"The overarching problem is that most of the economies in Europe can't sustain the size of their governments. We're going to have this headache for a long time to come."
In Europe, the Stoxx 600 Index ended the day with a 1.7 per cent drop. The index had risen as much as 1 per cent earlier in the session a day after Italy's Prime Minister Silvio Berlusconi said he would resign.
But that optimism faded quickly.
"We just added another layer of uncertainty. The issue with Italy brings the region closer to a broader negative scenario and raises more concerns about a financial crisis," Bob Pavlik, chief market strategist at Banyan Partners in New York, told Reuters.
As Italy's bond yields reached levels that required Ireland and Portugal to seek help from the European Union and the International Monetary Fund, the European Central Bank stepped in to buy Italian bonds.
"The ECB is buying aggressively," one trader told Reuters.
Meanwhile, LCH.Clearnet raised the margin the clearing house demands on Italian debt, making it more expensive to hold the beleaguered nation's bonds.

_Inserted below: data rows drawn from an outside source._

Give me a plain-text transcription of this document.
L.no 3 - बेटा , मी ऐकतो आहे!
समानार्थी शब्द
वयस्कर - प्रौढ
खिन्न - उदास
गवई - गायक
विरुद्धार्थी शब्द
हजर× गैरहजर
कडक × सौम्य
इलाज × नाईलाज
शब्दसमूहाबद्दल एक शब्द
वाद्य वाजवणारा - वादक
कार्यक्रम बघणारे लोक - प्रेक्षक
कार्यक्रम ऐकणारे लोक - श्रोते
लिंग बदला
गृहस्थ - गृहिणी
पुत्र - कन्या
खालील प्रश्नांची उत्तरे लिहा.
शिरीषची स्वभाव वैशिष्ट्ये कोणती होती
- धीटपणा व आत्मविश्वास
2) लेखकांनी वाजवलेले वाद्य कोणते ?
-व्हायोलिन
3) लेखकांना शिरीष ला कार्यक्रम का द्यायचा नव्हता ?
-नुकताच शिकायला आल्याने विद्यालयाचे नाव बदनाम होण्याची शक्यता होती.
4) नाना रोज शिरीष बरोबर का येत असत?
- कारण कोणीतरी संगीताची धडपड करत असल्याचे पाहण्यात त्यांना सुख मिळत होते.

German Chancellor Angela Merkel told a conference in Berlin that Europe's plight was now so "unpleasant" that deep structural reforms were needed quickly, warning the rest of the world would not wait. "That will mean more Europe, not less Europe," she said, Reuters reported.
Some expect next year will be another tough one for equity investors.
US and European equities will climb "modestly" by the end of 2012 amid uncertainty over global economic growth and Europe's sovereign-debt crisis, according to ING Investment Management, Bloomberg reported.
Investors can expect benchmark indexes to finish unchanged "at best" in 2011, ING's senior equity strategist Patrick Moonen told Bloomberg. "Our base-case scenario is about 5 to 6 per cent growth for equities next year. 2012 will not be a smooth ride," he said.